Simplicity is also one of the five key values that we use to filter decisions for 801South, but what does it mean? (The other four are Relationships, Reproducing, Unchurched, and Fun.)
There are several definitions and perspectives of simplicity, but perhaps the best definition for our context is the freedom from complexity, intricacy, or division into parts; which I pulled from dictionary.com. Notice how simplicity is not the opposite of complexity. I’ve heard it explained that simplicity is the other side of complexity. Simplicity is a destination at which you arrive only after driving through much complexity. And the drive is hard work.
The natural trend in any organization (and life itself) is toward complexity, because it is so much easier to add than replace. For example, in the context of the local church, when someone wants to add a policy, ministry, or staff person, we typically say, “Great, let’s do it!” But often times we don’t spend adequate time considering all the implications this addition brings to the overall organization. So how do we avoid and fight complexity?
What about life in general? How many of you would say that life is simpler than it was five years ago? Ten years? If so, I would guess that you put in the hard work driving through complexity and were intentional to arrive at a simpler life. But for the rest of us, life is most definitely more complicated, because we’ve added (children, responsibilities, bills, expectations, land, etc.) without much thought toward giving anything up to accommodate what is added. We want it all and we want to do it all. And many of us can…for a while.
There are lots of layers to peel back when it comes to simplicity, but one of those layers is mission. If we take an example from the early church, we see a great illustration of the hard work required to arrive at simple. In Acts 15, the decision makers convene to discuss an issue facing the church. There were some who wanted to add a requirement to those joining The Way (technically they want to remove something–painfully). Finally James stands up for the mission. After much discussion, he says, “I conclude that we shouldn’t create problems for Gentiles (non-Jews) who turn to God.” He then suggests a short list of essentials: avoiding what has been sacrificed to/associated with idols, avoiding sexual immorality, avoiding eating meat from animals that have been strangled, and avoid consuming blood. (Personally, I’ve got the last couple mastered. I’ve been very successful in NOT drinking animal blood.) Peter and James both used the mission of the church to navigate toward simplicity while working through the complexity.
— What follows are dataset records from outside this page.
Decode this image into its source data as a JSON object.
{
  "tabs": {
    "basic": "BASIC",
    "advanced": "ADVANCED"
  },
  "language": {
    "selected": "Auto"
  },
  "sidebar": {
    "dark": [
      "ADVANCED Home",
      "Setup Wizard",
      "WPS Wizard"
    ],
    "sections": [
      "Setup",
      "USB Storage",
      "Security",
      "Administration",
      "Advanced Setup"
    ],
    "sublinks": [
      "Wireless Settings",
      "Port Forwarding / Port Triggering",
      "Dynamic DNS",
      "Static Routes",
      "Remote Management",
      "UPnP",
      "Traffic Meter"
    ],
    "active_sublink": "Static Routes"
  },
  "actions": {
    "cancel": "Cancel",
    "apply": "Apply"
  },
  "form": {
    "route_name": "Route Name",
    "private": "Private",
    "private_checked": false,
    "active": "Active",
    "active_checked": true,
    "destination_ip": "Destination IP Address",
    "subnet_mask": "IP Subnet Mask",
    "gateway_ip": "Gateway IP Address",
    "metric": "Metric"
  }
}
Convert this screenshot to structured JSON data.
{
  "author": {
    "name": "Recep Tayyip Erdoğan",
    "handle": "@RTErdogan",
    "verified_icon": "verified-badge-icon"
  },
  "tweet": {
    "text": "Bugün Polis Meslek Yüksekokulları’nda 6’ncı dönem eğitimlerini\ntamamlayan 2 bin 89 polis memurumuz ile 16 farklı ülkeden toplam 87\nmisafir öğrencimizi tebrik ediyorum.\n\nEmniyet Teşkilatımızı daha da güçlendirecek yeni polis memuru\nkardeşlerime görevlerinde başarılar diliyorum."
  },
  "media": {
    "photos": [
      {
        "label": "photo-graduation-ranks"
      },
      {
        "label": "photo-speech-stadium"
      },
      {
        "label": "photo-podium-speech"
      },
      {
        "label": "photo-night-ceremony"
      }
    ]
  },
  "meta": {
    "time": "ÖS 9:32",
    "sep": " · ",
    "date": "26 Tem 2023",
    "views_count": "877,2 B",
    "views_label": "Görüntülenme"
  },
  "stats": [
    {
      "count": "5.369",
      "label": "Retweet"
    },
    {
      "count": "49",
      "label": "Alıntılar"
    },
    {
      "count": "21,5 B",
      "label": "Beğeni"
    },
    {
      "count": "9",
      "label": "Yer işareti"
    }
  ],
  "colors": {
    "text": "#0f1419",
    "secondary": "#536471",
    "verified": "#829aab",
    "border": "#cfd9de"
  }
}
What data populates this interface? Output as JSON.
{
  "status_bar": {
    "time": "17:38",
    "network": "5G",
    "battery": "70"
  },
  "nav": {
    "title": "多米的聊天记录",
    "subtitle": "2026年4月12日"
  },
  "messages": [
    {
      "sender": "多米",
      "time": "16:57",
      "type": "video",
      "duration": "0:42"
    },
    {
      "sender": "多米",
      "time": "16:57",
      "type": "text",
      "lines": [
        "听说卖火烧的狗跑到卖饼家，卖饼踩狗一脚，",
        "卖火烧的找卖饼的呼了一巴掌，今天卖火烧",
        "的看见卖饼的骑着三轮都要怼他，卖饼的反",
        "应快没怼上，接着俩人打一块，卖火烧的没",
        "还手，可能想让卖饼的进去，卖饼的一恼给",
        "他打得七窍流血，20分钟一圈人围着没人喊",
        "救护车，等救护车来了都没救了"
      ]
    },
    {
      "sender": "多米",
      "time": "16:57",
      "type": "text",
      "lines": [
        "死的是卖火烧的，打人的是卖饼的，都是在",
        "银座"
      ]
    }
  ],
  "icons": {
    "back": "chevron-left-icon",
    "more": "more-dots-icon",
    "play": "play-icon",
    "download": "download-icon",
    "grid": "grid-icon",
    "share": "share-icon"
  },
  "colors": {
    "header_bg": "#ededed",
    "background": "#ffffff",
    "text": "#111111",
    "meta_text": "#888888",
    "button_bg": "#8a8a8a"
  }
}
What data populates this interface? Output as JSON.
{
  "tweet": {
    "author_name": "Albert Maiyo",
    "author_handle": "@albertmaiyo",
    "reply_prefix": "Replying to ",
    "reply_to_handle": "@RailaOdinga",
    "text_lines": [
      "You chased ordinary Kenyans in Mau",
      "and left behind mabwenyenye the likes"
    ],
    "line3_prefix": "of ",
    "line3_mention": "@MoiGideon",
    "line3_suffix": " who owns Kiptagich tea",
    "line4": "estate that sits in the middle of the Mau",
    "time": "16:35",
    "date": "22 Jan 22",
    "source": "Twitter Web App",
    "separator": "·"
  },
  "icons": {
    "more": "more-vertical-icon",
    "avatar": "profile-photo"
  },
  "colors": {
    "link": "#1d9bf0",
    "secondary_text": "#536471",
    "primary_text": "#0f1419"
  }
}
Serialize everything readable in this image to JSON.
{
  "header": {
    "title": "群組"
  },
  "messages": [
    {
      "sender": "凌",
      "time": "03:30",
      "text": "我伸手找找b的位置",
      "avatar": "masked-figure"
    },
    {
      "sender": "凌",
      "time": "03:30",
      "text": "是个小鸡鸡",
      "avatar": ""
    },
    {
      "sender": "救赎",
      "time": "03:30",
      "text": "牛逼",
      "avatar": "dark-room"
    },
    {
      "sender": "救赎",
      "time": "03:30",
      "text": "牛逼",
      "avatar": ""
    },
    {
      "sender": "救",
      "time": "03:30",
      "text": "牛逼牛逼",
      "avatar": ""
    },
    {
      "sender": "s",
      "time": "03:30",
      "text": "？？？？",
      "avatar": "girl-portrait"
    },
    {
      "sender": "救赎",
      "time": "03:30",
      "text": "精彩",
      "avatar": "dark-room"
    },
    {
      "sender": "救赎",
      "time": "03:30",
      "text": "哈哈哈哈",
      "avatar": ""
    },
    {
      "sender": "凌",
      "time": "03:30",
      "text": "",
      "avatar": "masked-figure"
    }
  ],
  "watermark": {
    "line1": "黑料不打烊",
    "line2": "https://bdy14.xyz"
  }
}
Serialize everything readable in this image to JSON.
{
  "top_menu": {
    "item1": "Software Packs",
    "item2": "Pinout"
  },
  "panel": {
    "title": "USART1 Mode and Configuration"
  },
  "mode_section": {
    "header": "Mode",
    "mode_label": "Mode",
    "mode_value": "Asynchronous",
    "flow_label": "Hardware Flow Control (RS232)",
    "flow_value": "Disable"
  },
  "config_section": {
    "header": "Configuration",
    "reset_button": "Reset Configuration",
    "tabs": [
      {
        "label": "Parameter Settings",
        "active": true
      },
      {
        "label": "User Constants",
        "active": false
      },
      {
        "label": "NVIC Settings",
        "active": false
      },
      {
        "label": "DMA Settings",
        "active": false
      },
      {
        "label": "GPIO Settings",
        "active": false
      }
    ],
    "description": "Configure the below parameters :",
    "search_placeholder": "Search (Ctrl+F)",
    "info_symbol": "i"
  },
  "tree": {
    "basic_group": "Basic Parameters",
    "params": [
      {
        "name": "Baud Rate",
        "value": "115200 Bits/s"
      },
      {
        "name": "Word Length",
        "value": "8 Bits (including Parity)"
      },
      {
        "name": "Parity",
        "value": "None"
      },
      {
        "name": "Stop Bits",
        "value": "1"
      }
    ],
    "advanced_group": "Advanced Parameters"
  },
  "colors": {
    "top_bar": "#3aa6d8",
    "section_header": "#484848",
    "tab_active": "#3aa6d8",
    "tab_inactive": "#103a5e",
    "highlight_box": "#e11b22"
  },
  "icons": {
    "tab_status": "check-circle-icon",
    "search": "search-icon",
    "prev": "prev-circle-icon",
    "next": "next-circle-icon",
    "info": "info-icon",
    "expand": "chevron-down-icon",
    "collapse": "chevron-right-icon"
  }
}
The simplicity of 801South–worship, community (small groups), and service–is part of its beauty. We strive not to have competing systems or ministries. The 801South Coaches are meeting regularly to take the drive through complexity together. (Off-roading is always more fun with a vehicle full of friends anyway.) Our goal is to arrive at simple and always fight to stay there.
How much time do you spend thinking about how to drive through the complexity to arrive at a simpler business, home, life?